La nuit la plus courte (Nouvel Observateur)

La nuit la plus courte de Habib Bourguiba

 

Le Nouvel Observateur

Novembre 1987

 

Mohamed Sayah, ennemi juré de Ben Ali, vient de rentrer à Tunis. Il pousse Bourguiba à l’intransigeance. « Il faut vous débarrasser des intégristes une fois pour toutes ». Lui est prêt à le faire. S’il est Premier ministre…

Mercredi 4, pendant le Mouled, se noue un complot de sérail. La nièce du Président, Saïda Sassi (qui voit en Ben Ali le seul homme capable de protéger son oncle) prévient le Premier ministre en exercice d’une campagne de rumeurs, menée par Mahmoud Ben Hassine (le « lecteur » du président), est engagée contre lui, comme elle le fut contre ses prédécesseurs limogés. Zine Ben Ali n’a pas été pour rien, depuis dis-sept ans, l’homme de la police, de la sécurité et de l’armée : dès le jeudi 5, la garde est changée au palais, et Mahmoud Ben Hassine est arrêté chez lui.

…En fin de matinée, le président et le premier ministre ont une entrevue orageuse. Ben Ali désormais que les heures lui sont comptées.
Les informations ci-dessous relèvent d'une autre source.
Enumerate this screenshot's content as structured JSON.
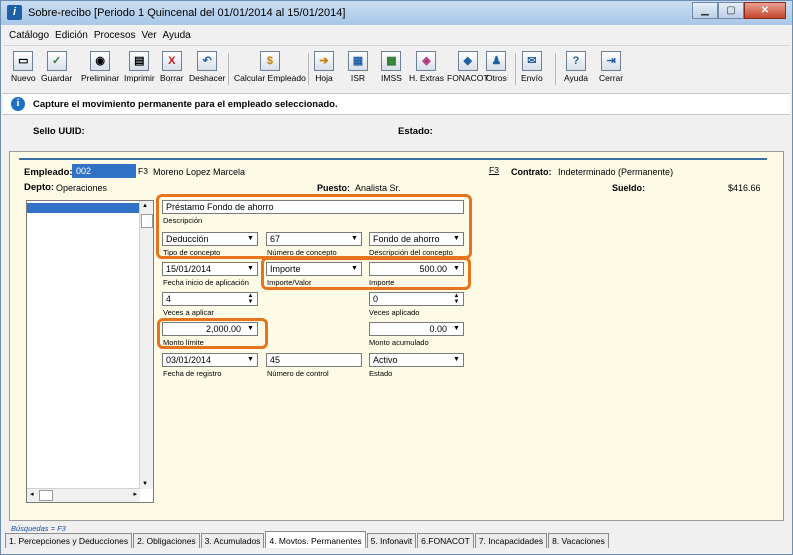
{
  "window": {
    "title": "Sobre-recibo  [Periodo 1 Quincenal del 01/01/2014 al 15/01/2014]",
    "app_icon": "i"
  },
  "menu": [
    "Catálogo",
    "Edición",
    "Procesos",
    "Ver",
    "Ayuda"
  ],
  "toolbar": [
    {
      "label": "Nuevo",
      "icon": "new-doc-icon",
      "glyph": "▭"
    },
    {
      "label": "Guardar",
      "icon": "check-icon",
      "glyph": "✓"
    },
    {
      "label": "Preliminar",
      "icon": "preview-icon",
      "glyph": "◉"
    },
    {
      "label": "Imprimir",
      "icon": "printer-icon",
      "glyph": "▤"
    },
    {
      "label": "Borrar",
      "icon": "delete-x-icon",
      "glyph": "X"
    },
    {
      "label": "Deshacer",
      "icon": "undo-icon",
      "glyph": "↶"
    },
    {
      "label": "Calcular Empleado",
      "icon": "calculate-icon",
      "glyph": "$"
    },
    {
      "label": "Hoja",
      "icon": "sheet-icon",
      "glyph": "➔"
    },
    {
      "label": "ISR",
      "icon": "isr-icon",
      "glyph": "▦"
    },
    {
      "label": "IMSS",
      "icon": "imss-icon",
      "glyph": "▩"
    },
    {
      "label": "H. Extras",
      "icon": "overtime-icon",
      "glyph": "◈"
    },
    {
      "label": "FONACOT",
      "icon": "fonacot-icon",
      "glyph": "◆"
    },
    {
      "label": "Otros",
      "icon": "others-icon",
      "glyph": "♟"
    },
    {
      "label": "Envío",
      "icon": "send-icon",
      "glyph": "✉"
    },
    {
      "label": "Ayuda",
      "icon": "help-icon",
      "glyph": "?"
    },
    {
      "label": "Cerrar",
      "icon": "close-door-icon",
      "glyph": "⇥"
    }
  ],
  "info": {
    "message": "Capture el movimiento permanente para el empleado seleccionado."
  },
  "uuid": {
    "sello_label": "Sello UUID:",
    "estado_label": "Estado:"
  },
  "employee": {
    "label": "Empleado:",
    "number": "002",
    "f3": "F3",
    "name": "Moreno Lopez Marcela",
    "f3b": "F3",
    "contrato_label": "Contrato:",
    "contrato": "Indeterminado (Permanente)",
    "depto_label": "Depto:",
    "depto": "Operaciones",
    "puesto_label": "Puesto:",
    "puesto": "Analista Sr.",
    "sueldo_label": "Sueldo:",
    "sueldo": "$416.66"
  },
  "form": {
    "descripcion": {
      "value": "Préstamo Fondo de ahorro",
      "caption": "Descripción"
    },
    "tipo_concepto": {
      "value": "Deducción",
      "caption": "Tipo de concepto"
    },
    "numero_concepto": {
      "value": "67",
      "caption": "Número de concepto"
    },
    "descripcion_concepto": {
      "value": "Fondo de ahorro",
      "caption": "Descripción del concepto"
    },
    "fecha_inicio": {
      "value": "15/01/2014",
      "caption": "Fecha inicio de aplicación"
    },
    "importe_valor": {
      "value": "Importe",
      "caption": "Importe/Valor"
    },
    "importe": {
      "value": "500.00",
      "caption": "Importe"
    },
    "veces_aplicar": {
      "value": "4",
      "caption": "Veces a aplicar"
    },
    "veces_aplicado": {
      "value": "0",
      "caption": "Veces aplicado"
    },
    "monto_limite": {
      "value": "2,000.00",
      "caption": "Monto límite"
    },
    "monto_acumulado": {
      "value": "0.00",
      "caption": "Monto acumulado"
    },
    "fecha_registro": {
      "value": "03/01/2014",
      "caption": "Fecha de registro"
    },
    "numero_control": {
      "value": "45",
      "caption": "Número de control"
    },
    "estado": {
      "value": "Activo",
      "caption": "Estado"
    }
  },
  "footer": {
    "busquedas": "Búsquedas = F3"
  },
  "tabs": [
    "1. Percepciones y Deducciones",
    "2. Obligaciones",
    "3. Acumulados",
    "4. Movtos. Permanentes",
    "5. Infonavit",
    "6.FONACOT",
    "7. Incapacidades",
    "8. Vacaciones"
  ],
  "active_tab": "4. Movtos. Permanentes",
  "colors": {
    "highlight": "#e8731e",
    "selection": "#3172c6",
    "panel_bg": "#fdfbe6"
  }
}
Il sait aussi que le procès ne peut pas, ne doit pas reprendre le lundi 9 novembre. Vendredi après-midi il consulte. Qui ? Des généraux fidèles, sûrement, et au moins un homme politique, membre du comité directeur du parti, Hédi Baccouche – une des meilleures têtes pensantes de la nouvelle génération tunisienne. Décision prise : il faut éliminer le président. La marge de manœuvre est étroite mais elle existe. L’ex-Premier ministre Mohamed Mzali y avait déjà pensé : il suffit de se référer à l’article 57 da la constitution qui prévoit de remplacer le président par son Premier ministre en cas d’«incapacité».
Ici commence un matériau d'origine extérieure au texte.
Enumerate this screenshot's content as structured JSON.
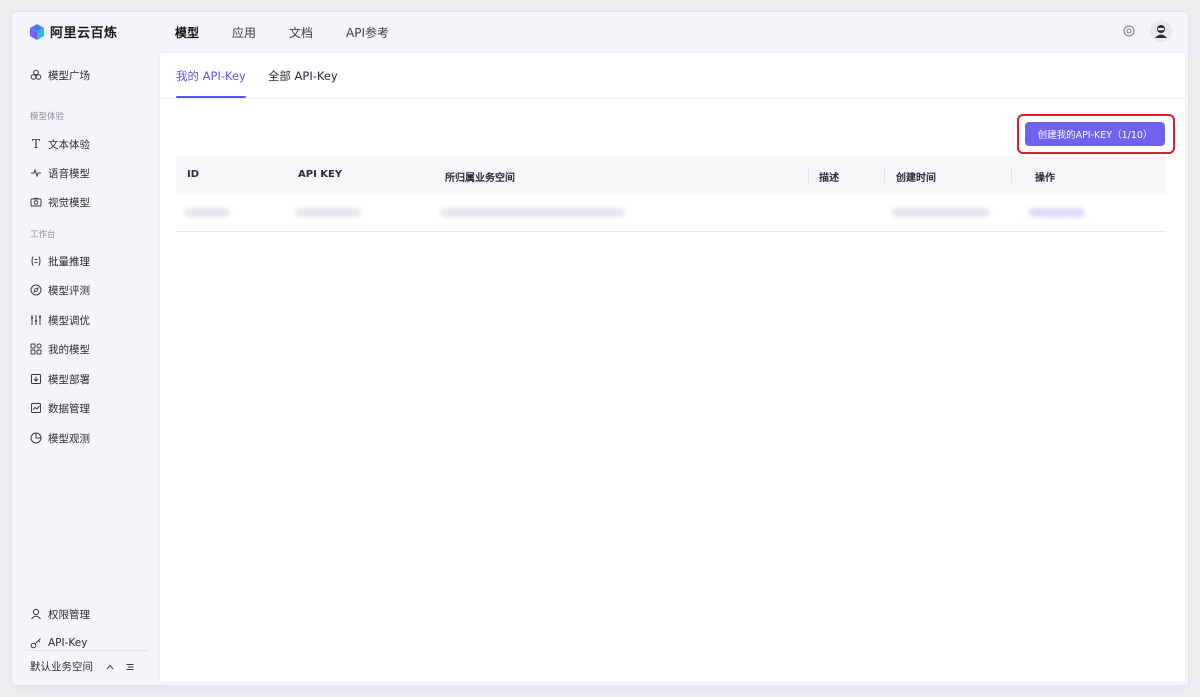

Mais Mzali n’avait pour lui ni le parti ni l’armée, il avait reculé. Ben Ali, avec l’appui de Baccouche, peut, lui, aller de l’avant. Vendredi soir, Bourguiba fait appeler deux de ses médecins habituels : il a des problèmes digestifs pour avoir mangé un raison trop vert ! A 9 heures, il se couche en écoutant comme d’habitude un programme radio de musique andalouse, diffusé spécialement pour lui. Et le palais s’endort.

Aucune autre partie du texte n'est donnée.